Álvarez-Mon Melchor, Ortega Miguel A, Gasulla Óscar, Fortuny-Profitós Jordi, Mazaira-Font Ferran A, Saurina Pablo, Monserrat Jorge, Plana María N, Troncoso Daniel, Moreno José Sanz, Muñoz Benjamin, Arranz Alberto, Varona Jose F, Lopez-Escobar Alejandro, Barco Angel Asúnsolo-Del
Service of Internal Medicine and Immune System Diseases-Rheumatology, University Hospital Príncipe de Asturias, (CIBEREHD), 28806 Alcalá de Henares, Spain.
Department of Medicine and Medical Specialities, Faculty of Medicine and Health Sciences, University of Alcalá, 28801 Alcalá de Henares, Spain.
J Pers Med. 2021 Jan 8;11(1):36. doi: 10.3390/jpm11010036.
This study aimed to create an individualized analysis model of the risk of intensive care unit (ICU) admission or death for coronavirus disease 2019 (COVID-19) patients as a tool for the rapid clinical management of hospitalized patients in order to achieve a resilience of medical resources. This is an observational, analytical, retrospective cohort study with longitudinal follow-up. Data were collected from the medical records of 3489 patients diagnosed with COVID-19 using RT-qPCR in the period of highest community transmission recorded in Europe to date: February-June 2020. The study was carried out in in two health areas of hospital care in the Madrid region: the central area of the Madrid capital (Hospitales de Madrid del Grupo HM Hospitales (CH-HM), = 1931) and the metropolitan area of Madrid (Hospital Universitario Príncipe de Asturias (MH-HUPA) = 1558). By using a regression model, we observed how the different patient variables had unequal importance. Among all the analyzed variables, basal oxygen saturation was found to have the highest relative importance with a value of 20.3%, followed by age (17.7%), lymphocyte/leukocyte ratio (14.4%), CRP value (12.5%), comorbidities (12.5%), and leukocyte count (8.9%). Three levels of risk of ICU/death were established: low-risk level (<5%), medium-risk level (5-20%), and high-risk level (>20%). At the high-risk level, 13% needed ICU admission, 29% died, and 37% had an ICU-death outcome. This predictive model allowed us to individualize the risk for worse outcome for hospitalized patients affected by COVID-19.

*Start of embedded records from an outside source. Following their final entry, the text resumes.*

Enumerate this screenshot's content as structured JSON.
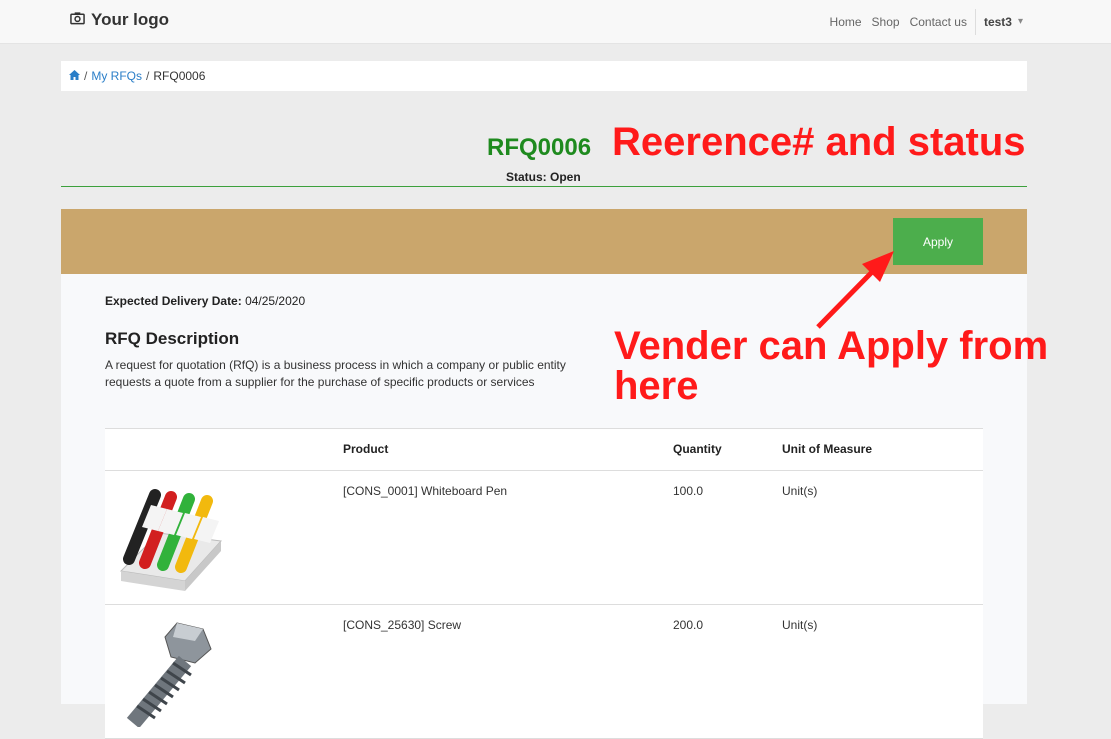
{
  "navbar": {
    "logo": "Your logo",
    "links": [
      "Home",
      "Shop",
      "Contact us"
    ],
    "user": "test3"
  },
  "breadcrumb": {
    "items": [
      "My RFQs"
    ],
    "current": "RFQ0006"
  },
  "rfq": {
    "number": "RFQ0006",
    "status": "Status: Open",
    "apply_label": "Apply",
    "delivery_label": "Expected Delivery Date:",
    "delivery_date": " 04/25/2020",
    "description_title": "RFQ Description",
    "description": "A request for quotation (RfQ) is a business process in which a company or public entity requests a quote from a supplier for the purchase of specific products or services"
  },
  "table": {
    "headers": [
      "Product",
      "Quantity",
      "Unit of Measure"
    ],
    "rows": [
      {
        "product": "[CONS_0001] Whiteboard Pen",
        "quantity": "100.0",
        "uom": "Unit(s)"
      },
      {
        "product": "[CONS_25630] Screw",
        "quantity": "200.0",
        "uom": "Unit(s)"
      }
    ]
  },
  "annotations": {
    "top": "Reerence# and status",
    "apply": "Vender can Apply from here"
  },
  "colors": {
    "banner": "#caa66c",
    "apply": "#4cae4c",
    "title_green": "#1e8a1e",
    "annotation_red": "#ff1a1a"
  }
}
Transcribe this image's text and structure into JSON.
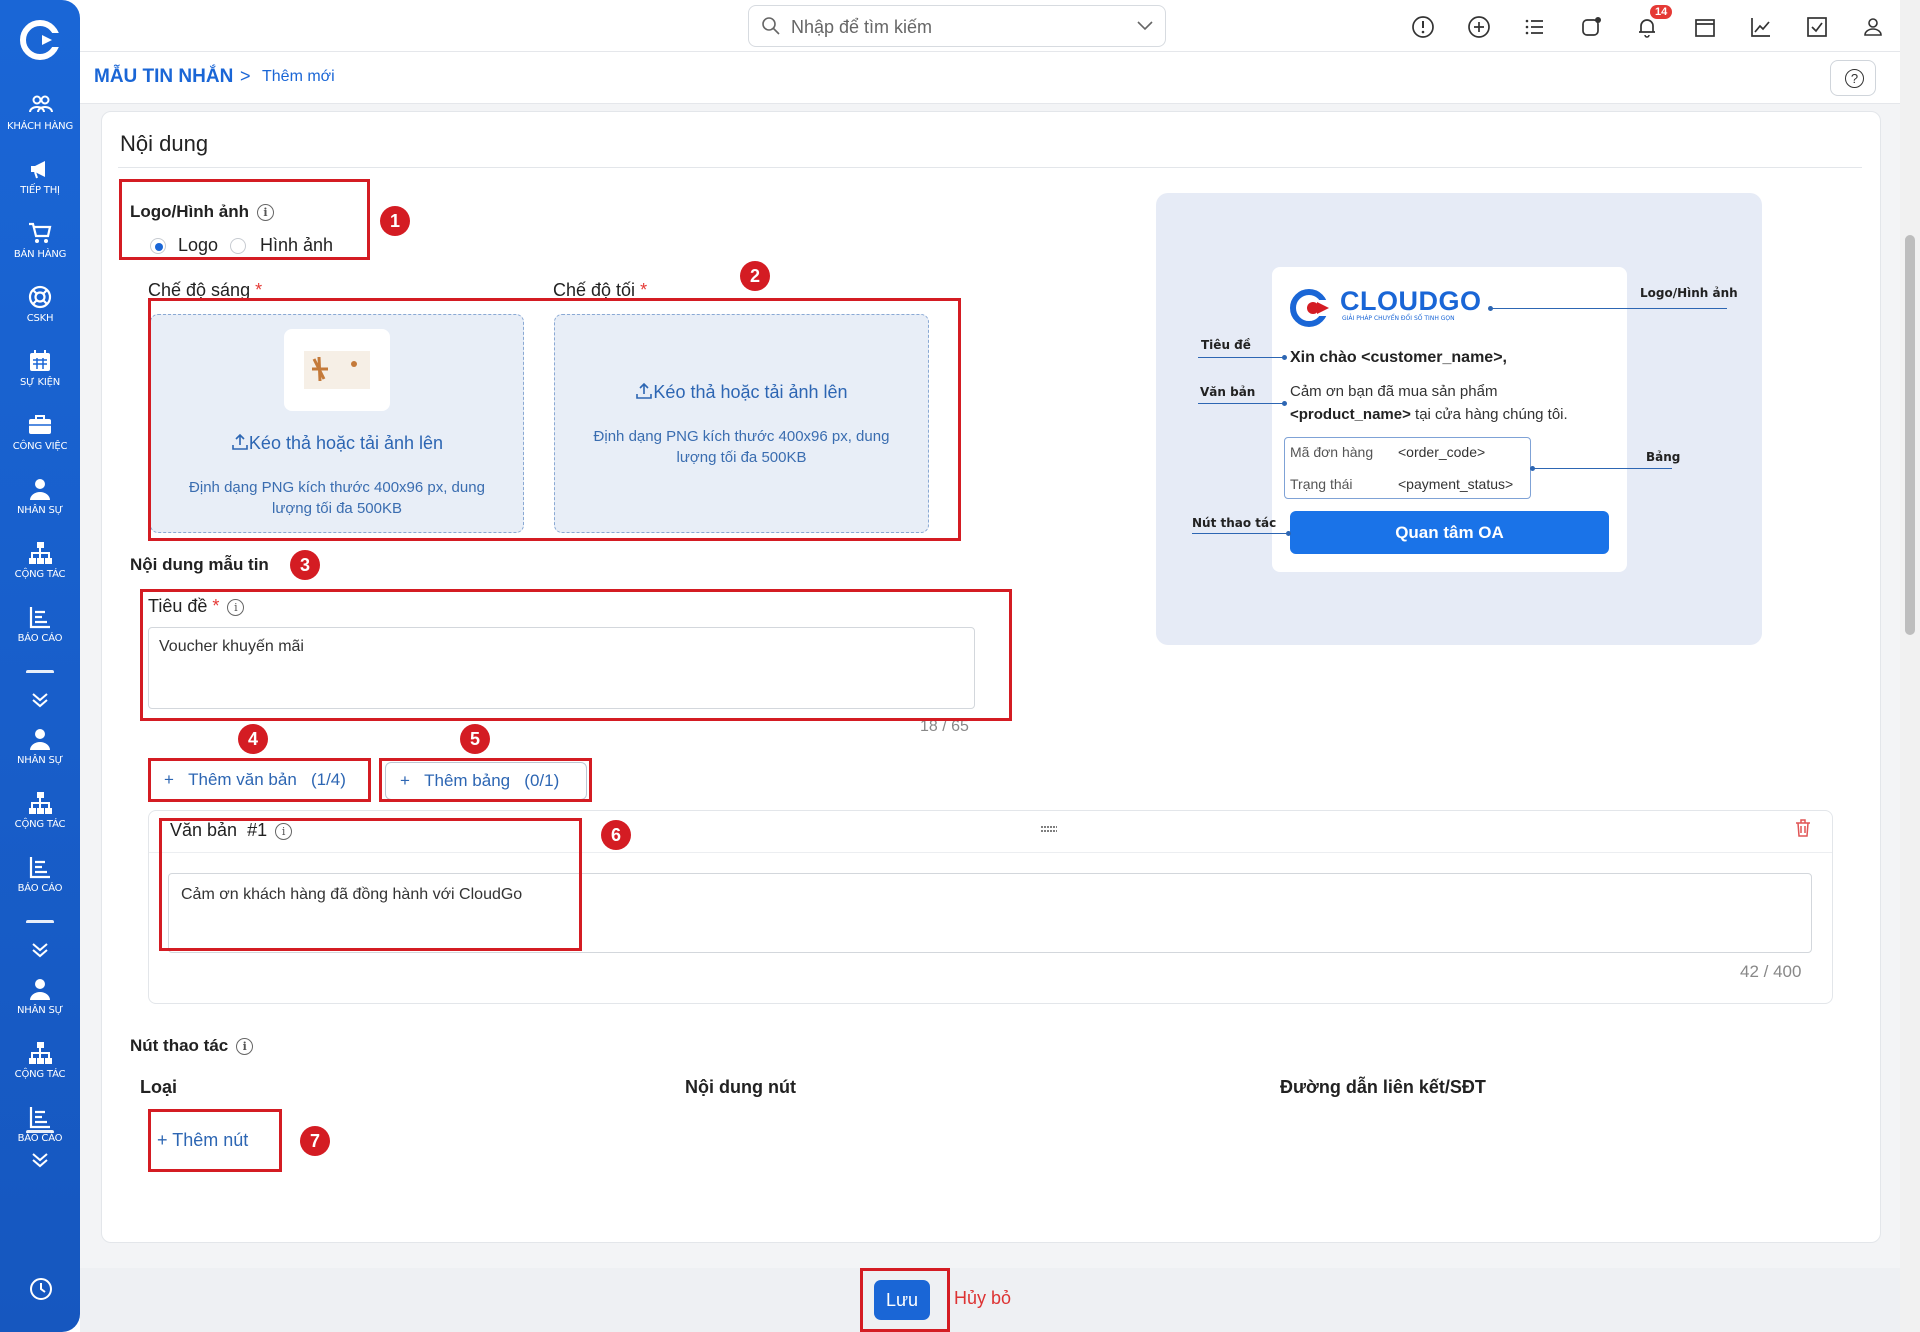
{
  "sidebar": {
    "items": [
      {
        "label": "KHÁCH HÀNG",
        "icon": "users-icon"
      },
      {
        "label": "TIẾP THỊ",
        "icon": "megaphone-icon"
      },
      {
        "label": "BÁN HÀNG",
        "icon": "cart-icon"
      },
      {
        "label": "CSKH",
        "icon": "lifebuoy-icon"
      },
      {
        "label": "SỰ KIỆN",
        "icon": "calendar-icon"
      },
      {
        "label": "CÔNG VIỆC",
        "icon": "briefcase-icon"
      },
      {
        "label": "NHÂN SỰ",
        "icon": "person-icon"
      },
      {
        "label": "CỘNG TÁC",
        "icon": "org-chart-icon"
      },
      {
        "label": "BÁO CÁO",
        "icon": "report-icon"
      },
      {
        "label": "NHÂN SỰ",
        "icon": "person-icon"
      },
      {
        "label": "CỘNG TÁC",
        "icon": "org-chart-icon"
      },
      {
        "label": "BÁO CÁO",
        "icon": "report-icon"
      },
      {
        "label": "NHÂN SỰ",
        "icon": "person-icon"
      },
      {
        "label": "CỘNG TÁC",
        "icon": "org-chart-icon"
      },
      {
        "label": "BÁO CÁO",
        "icon": "report-icon"
      }
    ]
  },
  "search": {
    "placeholder": "Nhập để tìm kiếm"
  },
  "notifications": {
    "count": "14"
  },
  "breadcrumb": {
    "main": "MẪU TIN NHẮN",
    "separator": ">",
    "current": "Thêm mới"
  },
  "form": {
    "section_title": "Nội dung",
    "logo_image": {
      "label": "Logo/Hình ảnh",
      "options": [
        "Logo",
        "Hình ảnh"
      ],
      "selected": "Logo"
    },
    "light_mode": {
      "label": "Chế độ sáng",
      "required": "*",
      "upload_text": "Kéo thả hoặc tải ảnh lên",
      "hint": "Định dạng PNG kích thước 400x96 px, dung lượng tối đa 500KB"
    },
    "dark_mode": {
      "label": "Chế độ tối",
      "required": "*",
      "upload_text": "Kéo thả hoặc tải ảnh lên",
      "hint": "Định dạng PNG kích thước 400x96 px, dung lượng tối đa 500KB"
    },
    "message_content_label": "Nội dung mẫu tin",
    "title_field": {
      "label": "Tiêu đề",
      "required": "*",
      "value": "Voucher khuyến mãi",
      "counter": "18 / 65"
    },
    "add_text_button": "Thêm văn bản",
    "add_text_count": "(1/4)",
    "add_table_button": "Thêm bảng",
    "add_table_count": "(0/1)",
    "text_block": {
      "label": "Văn bản",
      "index": "#1",
      "value": "Cảm ơn khách hàng đã đồng hành với CloudGo",
      "counter": "42 / 400"
    },
    "action_buttons": {
      "label": "Nút thao tác",
      "columns": [
        "Loại",
        "Nội dung nút",
        "Đường dẫn liên kết/SĐT"
      ],
      "add_button": "Thêm nút"
    }
  },
  "annotations": [
    "1",
    "2",
    "3",
    "4",
    "5",
    "6",
    "7"
  ],
  "preview": {
    "brand": "CLOUDGO",
    "tagline": "GIẢI PHÁP CHUYỂN ĐỔI SỐ TINH GỌN",
    "greeting": "Xin chào <customer_name>,",
    "body_line1": "Cảm ơn bạn đã mua sản phẩm",
    "body_product": "<product_name>",
    "body_line2": " tại cửa hàng chúng tôi.",
    "table_rows": [
      {
        "key": "Mã đơn hàng",
        "value": "<order_code>"
      },
      {
        "key": "Trạng thái",
        "value": "<payment_status>"
      }
    ],
    "button": "Quan tâm OA",
    "callouts": {
      "logo": "Logo/Hình ảnh",
      "title": "Tiêu đề",
      "text": "Văn bản",
      "table": "Bảng",
      "action": "Nút thao tác"
    }
  },
  "footer": {
    "save": "Lưu",
    "cancel": "Hủy bỏ"
  },
  "colors": {
    "primary": "#1a66d6",
    "annotation_red": "#d41c23",
    "cancel_red": "#dd3333"
  }
}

本研究旨在创建一个针对2019冠状病毒病(COVID-19)患者入住重症监护病房(ICU)或死亡风险的个体化分析模型,作为住院患者快速临床管理的工具,以实现医疗资源的弹性调配。这是一项具有纵向随访的观察性、分析性、回顾性队列研究。数据收集自2020年2月至6月欧洲迄今记录的社区传播高峰期,3489例经逆转录定量聚合酶链反应(RT-qPCR)确诊为COVID-19患者的病历。该研究在马德里地区的两个医院护理健康区域进行:马德里市中心区域(马德里集团HM医院(CH-HM),n = 1931)和马德里大都市区(阿斯图里亚斯王子大学医院(MH-HUPA),n = 1558)。通过使用回归模型,我们观察到不同的患者变量重要性不等。在所有分析变量中,基础血氧饱和度的相对重要性最高,为20.3%,其次是年龄(17.7%)、淋巴细胞/白细胞比值(14.4%)、C反应蛋白值(12.5%)、合并症(12.5%)和白细胞计数(8.9%)。确定了三个ICU/死亡风险级别:低风险级别(<5%)、中等风险级别(5-20%)和高风险级别(>20%)。在高风险级别中,13%的患者需要入住ICU,29%的患者死亡,37%的患者出现ICU死亡结局。这个预测模型使我们能够针对受COVID-19影响的住院患者个体化评估其预后不良的风险。